La perdita di nutrienti: un fenomeno preoccupante
Un’ulteriore preoccupazione legata alla produzione intensiva è la perdita di nutrienti nei prodotti ortofrutticoli. Nel 2004, il Journal of American College of Nutrition ha pubblicato uno studio che evidenziava una riduzione significativa di 13 nutrienti in 43 specie di colture orticole tra il 1950 e il 1999. In media, il contenuto di proteine, calcio, ferro e vitamine si è ridotto del 40%. Ad esempio, oggi sarebbero necessarie otto arance per fornire la stessa quantità di vitamina A che una singola arancia conteneva per i nostri nonni.
Questo fenomeno è legato all’uso di fertilizzanti azotati, che sebbene favoriscano la crescita in termini di volume, riducono la capacità della pianta di assorbire altri nutrienti essenziali per la salute umana. A differenza dell’azoto, elementi come il potassio e il calcio sono cruciali per migliorare il sapore e conservare le proprietà nutrizionali.
L’impatto dell’innovazione agricola: pro e contro
Negli ultimi decenni, l’industria agroalimentare ha cercato di rispondere alla domanda crescente di cibo, sviluppando varietà ibride di frutta e verdura. L’obiettivo era migliorare la resa e garantire un aspetto più uniforme, a scapito del sapore. La coltivazione in serre riscaldate, dove le piante non vedono mai la luce solare diretta, ha ulteriormente contribuito alla perdita di aromi e sapori autentici.

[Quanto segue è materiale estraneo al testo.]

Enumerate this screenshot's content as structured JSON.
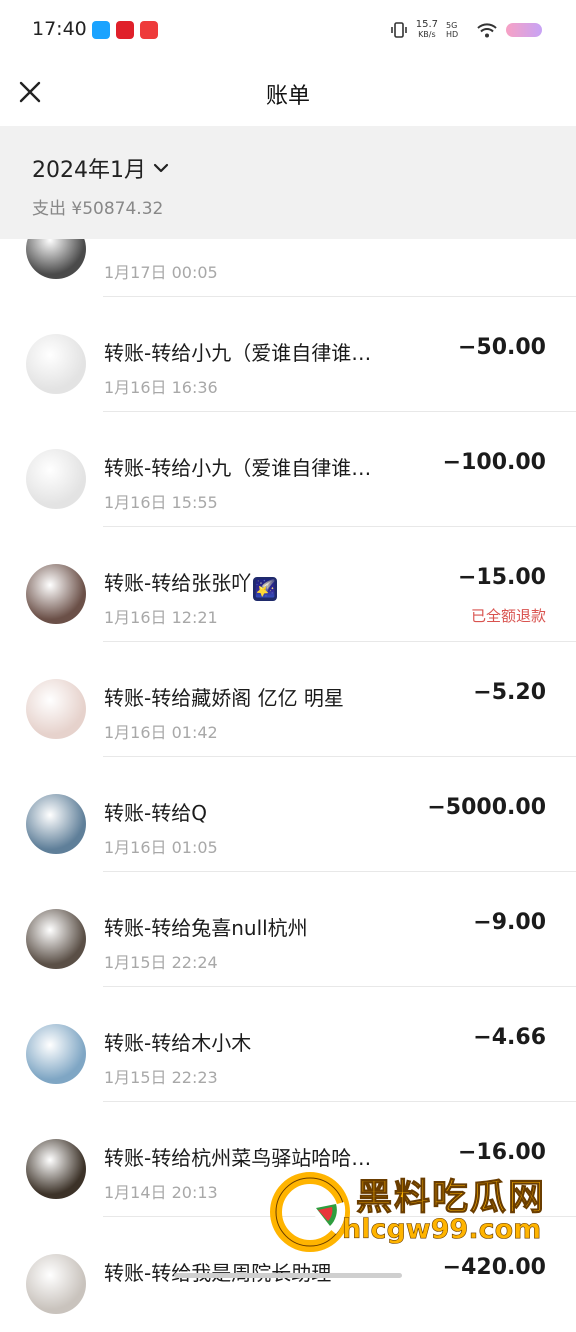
{
  "status_bar": {
    "time": "17:40",
    "net_speed_value": "15.7",
    "net_speed_unit": "KB/s",
    "network": "5G HD"
  },
  "header": {
    "title": "账单"
  },
  "filter": {
    "month": "2024年1月",
    "total": "支出 ¥50874.32"
  },
  "transactions": [
    {
      "title": "",
      "date": "1月17日 00:05",
      "amount": "",
      "status": "",
      "avatar_color": "#4a4a4a"
    },
    {
      "title": "转账-转给小九（爱谁自律谁…",
      "date": "1月16日 16:36",
      "amount": "−50.00",
      "status": "",
      "avatar_color": "#e3e3e3"
    },
    {
      "title": "转账-转给小九（爱谁自律谁…",
      "date": "1月16日 15:55",
      "amount": "−100.00",
      "status": "",
      "avatar_color": "#e3e3e3"
    },
    {
      "title": "转账-转给张张吖",
      "date": "1月16日 12:21",
      "amount": "−15.00",
      "status": "已全额退款",
      "avatar_color": "#6b5048",
      "emoji": "🌠"
    },
    {
      "title": "转账-转给藏娇阁 亿亿 明星",
      "date": "1月16日 01:42",
      "amount": "−5.20",
      "status": "",
      "avatar_color": "#e6d2cc"
    },
    {
      "title": "转账-转给Q",
      "date": "1月16日 01:05",
      "amount": "−5000.00",
      "status": "",
      "avatar_color": "#5f7f99"
    },
    {
      "title": "转账-转给兔喜null杭州",
      "date": "1月15日 22:24",
      "amount": "−9.00",
      "status": "",
      "avatar_color": "#5a4f46"
    },
    {
      "title": "转账-转给木小木",
      "date": "1月15日 22:23",
      "amount": "−4.66",
      "status": "",
      "avatar_color": "#7fa6c4"
    },
    {
      "title": "转账-转给杭州菜鸟驿站哈哈…",
      "date": "1月14日 20:13",
      "amount": "−16.00",
      "status": "",
      "avatar_color": "#3c3228"
    },
    {
      "title": "转账-转给我是周院长助理",
      "date": "",
      "amount": "−420.00",
      "status": "",
      "avatar_color": "#c9c3bd"
    }
  ],
  "watermark": {
    "line1": "黑料吃瓜网",
    "line2": "hlcgw99.com"
  }
}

La luce del sole, infatti, è essenziale per la produzione di etilene e zuccheri, elementi che conferiscono dolcezza e sapidità ai frutti.
Quali soluzioni esistono?
Per quanto il quadro possa sembrare scoraggiante, esistono soluzioni che possono migliorare sia il sapore che il valore nutritivo di frutta e verdura. Una delle risposte più semplici è optare per l’acquisto di prodotti locali, a chilometro zero e di stagione. Questi prodotti, non dovendo affrontare lunghi trasporti e conservazioni prolungate, mantengono una maggiore freschezza e un profilo nutrizionale più ricco. Inoltre, un ritorno a pratiche agricole più sostenibili, con ritmi di produzione che rispettano i cicli naturali del terreno, può aiutare a ripristinare la qualità dei nostri alimenti.
Anche i consumatori possono svolgere un ruolo cruciale: scegliere prodotti che rispettano criteri di sostenibilità e biodiversità può incentivare i produttori a ridurre l’uso di fertilizzanti chimici e a favorire metodi di coltivazione meno intensivi. Le politiche agricole dovrebbero quindi promuovere un modello di produzione e consumo più in linea con i cicli naturali, preservando il gusto e la qualità dei cibi che portiamo sulle nostre tavole.